In 1980 or thereabouts I acquired my first computer, the simply amazing Commodore Vic-20. This was the age of the Atari, the Sinclair ZX81 and magazines that provided directions for Basic code that you could self-program by typing it out for yourself.  Data was stored on a tape drive! Yet the sheer magic of plugging in to a new world of possibilities, as it existed then, is hard to describe. And that was before the Internet!

Time trashes all technology. From the Vic-20 to its gruntier big brother the Amiga, then a forced migration to the dark side... l've been a loyal PC user ever since. Desk tops, laptops. Not for one minute was I seriously seduced by the now forgotten Acorn or the alternate Apple platform. Mixed fruit and nuts.

Now the game has changed.  I've only just clued into the advantages of the tablet. Mobile phones have morphed into Android devices, and now, with a Jelly Bean powered Nexus 7 in hand - well, it's like 1980 all over again.  Oh (with apologies to Dr. Seuss) the things you can do!

New Zealanders have been slower to make the move to tablets than most comparable societies, according to a NZ Herald report.  Part of this may reflect the delay in getting new models into the country, as the article suggests, but overpricing may be a bigger factor.  Another reason to be pleased that the Apple hegenomy has been breached.

Whether it's apparent at the moment, the desktop monitor, box and keyboard combo has effectively been reduced to retro furniture status, and the laptop's days are probably numbered.  Even the Kindle Touch that seemed so cool a few months ago now has an Edsel feel to it.

Scary!   What could possibly be next?


  1. I think I'll stick to my desktop computer and leave the fancy smancy world to rush on by me. At least I won't be the one causing a wreck by playing on an Android while driving.

  2. You have to marvel at the technology. I had a Commodore 64 also. My fist Mac system with printer cost me 4,500 in 1992. Now I can hold in the palm of my hand a computer that does far more than the computers that used to take up entire rooms before. The sad part now is that what ever you buy will be outdated in 3-6 months.

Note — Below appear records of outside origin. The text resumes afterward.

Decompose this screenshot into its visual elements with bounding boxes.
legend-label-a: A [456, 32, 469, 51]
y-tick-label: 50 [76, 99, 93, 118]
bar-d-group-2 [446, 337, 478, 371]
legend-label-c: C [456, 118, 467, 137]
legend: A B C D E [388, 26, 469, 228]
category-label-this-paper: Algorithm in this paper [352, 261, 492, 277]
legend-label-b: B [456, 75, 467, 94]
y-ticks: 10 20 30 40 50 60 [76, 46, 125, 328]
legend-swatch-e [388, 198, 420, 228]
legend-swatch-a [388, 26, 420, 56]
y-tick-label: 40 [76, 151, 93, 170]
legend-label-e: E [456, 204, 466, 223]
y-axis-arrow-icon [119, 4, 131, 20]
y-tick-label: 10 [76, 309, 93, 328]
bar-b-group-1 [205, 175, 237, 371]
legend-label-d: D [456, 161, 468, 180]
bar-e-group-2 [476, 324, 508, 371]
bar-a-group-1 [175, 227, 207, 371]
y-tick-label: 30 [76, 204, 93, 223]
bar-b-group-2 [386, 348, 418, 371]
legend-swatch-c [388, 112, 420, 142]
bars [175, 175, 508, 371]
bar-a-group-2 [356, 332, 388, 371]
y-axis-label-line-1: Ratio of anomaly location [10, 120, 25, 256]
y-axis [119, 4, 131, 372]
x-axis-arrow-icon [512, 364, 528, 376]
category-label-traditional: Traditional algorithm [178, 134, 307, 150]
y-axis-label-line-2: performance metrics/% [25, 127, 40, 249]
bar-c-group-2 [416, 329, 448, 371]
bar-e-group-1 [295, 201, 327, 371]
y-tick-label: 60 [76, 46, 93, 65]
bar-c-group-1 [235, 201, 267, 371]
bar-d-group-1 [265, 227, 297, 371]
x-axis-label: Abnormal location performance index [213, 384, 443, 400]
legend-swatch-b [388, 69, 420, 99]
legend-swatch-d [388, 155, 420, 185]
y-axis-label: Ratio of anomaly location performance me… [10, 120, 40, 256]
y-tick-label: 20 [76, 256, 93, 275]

  3. One Billion Dollars later, one wonders at the survival of some of these technologies as competing companies sue each other over patents: The real technology killer.

    Hold on to your Commadore.

    It may be the last legal technology standing.

    I understand Jesus was not happy with the lawyers.

    Maybe we can understand why.

    Pencil and paper may never go out of style.

    Of course, use them, and you run the risk of copyright infringement.

  4. I still have my VIC-1213 Machine Language Monitor cartridge
    that allowed access to its 6501 Instruction Set.